Google provides us with a roadmap

"Google has provided us with a roadmap," he says, "and we know where we are going." After they started releasing their GFS and MapReduce papers, we quickly copied them into the Hadoop project, which in many ways has inspired the Open-source stack over the years. Google's sawzall system spawned pig and hive, and bigtable directly inspired HBase. I am excited to see this year's Google-published article called Spanner, which describes the systems that implement transmission in distributed systems (multiple-table transmissions running on databases around the world), and many people will assume that this will not happen soon, but it shows us the way forward. ”

Cutting points out that spanner is a complex technology that does not become a part of Hadoop so quickly, but it indicates a direction. He also mentions the new database engine published by Impala,cloudera, which can use SQL queries to store datasets in HBase.

"We know where we are going, and we know how to achieve our goals," says cutting. So, I encourage you to start using Hadoop now, because in the future you will gain more. ”

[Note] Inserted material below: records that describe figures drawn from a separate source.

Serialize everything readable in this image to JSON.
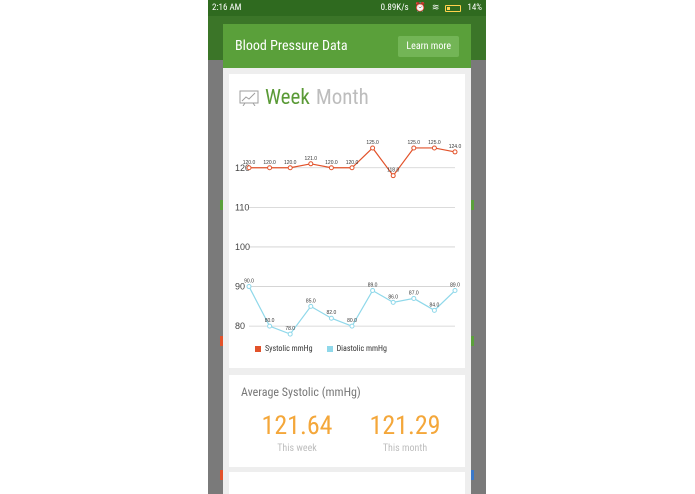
{
  "status": {
    "time": "2:16 AM",
    "speed": "0.89K/s",
    "battery": "14%"
  },
  "dialog": {
    "title": "Blood Pressure Data",
    "learn_more": "Learn more"
  },
  "tabs": {
    "week": "Week",
    "month": "Month",
    "active": "Week"
  },
  "chart_data": {
    "type": "line",
    "x": [
      1,
      2,
      3,
      4,
      5,
      6,
      7,
      8,
      9,
      10,
      11
    ],
    "yticks": [
      80,
      90,
      100,
      110,
      120
    ],
    "series": [
      {
        "name": "Systolic mmHg",
        "color": "#e2522a",
        "values": [
          120.0,
          120.0,
          120.0,
          121.0,
          120.0,
          120.0,
          125.0,
          118.0,
          125.0,
          125.0,
          124.0
        ],
        "labels": [
          "120.0",
          "120.0",
          "120.0",
          "121.0",
          "120.0",
          "120.0",
          "125.0",
          "118.0",
          "125.0",
          "125.0",
          "124.0"
        ]
      },
      {
        "name": "Diastolic mmHg",
        "color": "#8fd8ea",
        "values": [
          90.0,
          80.0,
          78.0,
          85.0,
          82.0,
          80.0,
          89.0,
          86.0,
          87.0,
          84.0,
          89.0
        ],
        "labels": [
          "90.0",
          "80.0",
          "78.0",
          "85.0",
          "82.0",
          "80.0",
          "89.0",
          "86.0",
          "87.0",
          "84.0",
          "89.0"
        ]
      }
    ],
    "ylim": [
      76,
      126
    ],
    "grid": true,
    "legend": "bottom-left"
  },
  "average": {
    "title": "Average Systolic (mmHg)",
    "week_value": "121.64",
    "week_label": "This week",
    "month_value": "121.29",
    "month_label": "This month"
  },
  "colors": {
    "header": "#5aa03a",
    "accent": "#f4a73a",
    "systolic": "#e2522a",
    "diastolic": "#8fd8ea"
  }
}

(Responsible editor: Schpeppen)

Related Article

Contact Us

The content source of this page is from Internet, which doesn't represent Alibaba Cloud's opinion; products and services mentioned on that page don't have any relationship with Alibaba Cloud. If the content of the page makes you feel confusing, please write us an email, we will handle the problem within 5 days after receiving your email.

If you find any instances of plagiarism from the community, please send an email to: info-contact@alibabacloud.com and provide relevant evidence. A staff member will contact you within 5 working days.

A Free Trial That Lets You Build Big!

Start building with 50+ products and up to 12 months usage for Elastic Compute Service

  • Sales Support

    1 on 1 presale consultation

  • After-Sales Support

    24/7 Technical Support 6 Free Tickets per Quarter Faster Response

  • Alibaba Cloud offers highly flexible support services tailored to meet your exact needs.